The report is written in military bureaucratese and avoids saying anything directly, but it sounds like another military boondoggle. The vehicle protects from IEDs but not from other weapons. The v-shaped bottom armor makes it top-heavy and it’s subject to rollovers. It’s hard to get in and out of quickly, and compared to other military vehicles serves only the purpose of protecting from a specific kind of threat. The military bought a bunch of them and wants to get rid of them.
Police departments love them. They don’t need them, but it makes them feel all strong and macho. The gap between the 16 owned by DHS and the 1700 widely reported to be purchased may be that the rest are going to various police departments either free or at very low cost, effectively covering up the essentially useless mistake they turned out to be for the military. I’m guessing here, but old articles suggest that the Military was required to purchase large numbers when our troops were being killed and wounded by IEDs.

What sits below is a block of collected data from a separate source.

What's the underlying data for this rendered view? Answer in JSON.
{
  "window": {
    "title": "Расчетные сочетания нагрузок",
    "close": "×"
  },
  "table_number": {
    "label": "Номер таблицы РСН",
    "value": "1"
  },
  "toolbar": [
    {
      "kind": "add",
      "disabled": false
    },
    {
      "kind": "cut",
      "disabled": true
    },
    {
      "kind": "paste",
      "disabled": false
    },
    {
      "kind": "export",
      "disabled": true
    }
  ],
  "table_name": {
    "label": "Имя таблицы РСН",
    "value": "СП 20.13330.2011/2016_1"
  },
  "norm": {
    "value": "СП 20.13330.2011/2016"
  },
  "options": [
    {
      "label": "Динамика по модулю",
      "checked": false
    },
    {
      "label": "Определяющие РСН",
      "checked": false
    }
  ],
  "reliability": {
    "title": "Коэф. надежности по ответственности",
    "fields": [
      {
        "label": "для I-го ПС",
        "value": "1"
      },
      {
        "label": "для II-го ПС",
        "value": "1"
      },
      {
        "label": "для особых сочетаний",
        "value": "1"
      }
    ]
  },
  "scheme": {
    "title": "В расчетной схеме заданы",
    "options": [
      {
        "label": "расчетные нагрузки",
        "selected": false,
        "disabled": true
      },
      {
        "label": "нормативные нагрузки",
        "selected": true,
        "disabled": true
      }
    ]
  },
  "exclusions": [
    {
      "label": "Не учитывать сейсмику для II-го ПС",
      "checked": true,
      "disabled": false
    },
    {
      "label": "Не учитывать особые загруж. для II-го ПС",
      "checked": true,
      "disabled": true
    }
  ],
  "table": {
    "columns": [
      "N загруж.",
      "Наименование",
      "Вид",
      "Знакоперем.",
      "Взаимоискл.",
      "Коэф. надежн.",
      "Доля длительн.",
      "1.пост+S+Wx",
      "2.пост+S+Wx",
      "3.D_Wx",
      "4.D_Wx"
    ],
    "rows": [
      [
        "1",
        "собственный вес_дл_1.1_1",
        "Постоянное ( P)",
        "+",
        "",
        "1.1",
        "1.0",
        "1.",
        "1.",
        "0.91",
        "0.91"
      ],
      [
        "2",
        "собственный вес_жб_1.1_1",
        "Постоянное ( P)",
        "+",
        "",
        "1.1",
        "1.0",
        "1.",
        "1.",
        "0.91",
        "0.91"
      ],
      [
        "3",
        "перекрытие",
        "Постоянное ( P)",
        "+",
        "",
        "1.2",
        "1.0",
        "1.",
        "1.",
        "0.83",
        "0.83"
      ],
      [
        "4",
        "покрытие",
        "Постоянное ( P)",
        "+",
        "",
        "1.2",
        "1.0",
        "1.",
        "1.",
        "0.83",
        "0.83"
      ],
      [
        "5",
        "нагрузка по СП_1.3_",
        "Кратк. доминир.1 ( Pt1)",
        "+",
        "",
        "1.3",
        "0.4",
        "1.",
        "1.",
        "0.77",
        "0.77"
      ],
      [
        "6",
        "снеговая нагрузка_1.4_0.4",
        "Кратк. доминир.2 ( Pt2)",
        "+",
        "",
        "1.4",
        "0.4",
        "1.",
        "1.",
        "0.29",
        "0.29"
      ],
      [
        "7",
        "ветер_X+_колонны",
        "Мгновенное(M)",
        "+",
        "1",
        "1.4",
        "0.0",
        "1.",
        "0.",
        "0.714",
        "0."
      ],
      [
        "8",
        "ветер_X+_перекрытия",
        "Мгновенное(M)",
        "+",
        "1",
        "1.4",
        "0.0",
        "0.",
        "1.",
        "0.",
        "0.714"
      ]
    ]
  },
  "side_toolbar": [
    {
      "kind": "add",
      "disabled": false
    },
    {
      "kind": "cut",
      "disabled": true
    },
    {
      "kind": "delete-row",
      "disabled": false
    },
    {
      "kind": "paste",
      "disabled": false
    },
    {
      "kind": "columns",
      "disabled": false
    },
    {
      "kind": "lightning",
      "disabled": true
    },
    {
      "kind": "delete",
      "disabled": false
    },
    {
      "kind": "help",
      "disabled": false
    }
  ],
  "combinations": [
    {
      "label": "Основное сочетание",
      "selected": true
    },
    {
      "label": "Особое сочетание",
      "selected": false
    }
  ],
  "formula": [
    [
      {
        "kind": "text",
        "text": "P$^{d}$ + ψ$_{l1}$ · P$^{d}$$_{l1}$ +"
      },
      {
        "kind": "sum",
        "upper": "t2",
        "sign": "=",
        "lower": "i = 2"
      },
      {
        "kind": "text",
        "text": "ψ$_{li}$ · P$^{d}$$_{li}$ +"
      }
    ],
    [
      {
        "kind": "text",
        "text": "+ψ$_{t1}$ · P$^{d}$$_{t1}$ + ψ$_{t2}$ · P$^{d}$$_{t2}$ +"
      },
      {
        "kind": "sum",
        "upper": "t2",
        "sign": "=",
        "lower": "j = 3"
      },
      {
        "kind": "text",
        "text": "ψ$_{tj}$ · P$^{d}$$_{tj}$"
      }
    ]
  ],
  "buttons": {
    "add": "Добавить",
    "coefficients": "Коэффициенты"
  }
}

I don’t know where the 1700 number came from, but though it has been repeated by everyone, it may not be factual. This is just what I find in a bit of Googling around. Overcriminalization is becoming a serious problems, and the use of SWAT teams with military style weapons and armor by government agencies is out of control. Deroy Murdock points out that in the Second Amendment battle, there is a serious problem with over-weaponized government agencies. Militarizing our police forces is not a good idea, and should be resisted.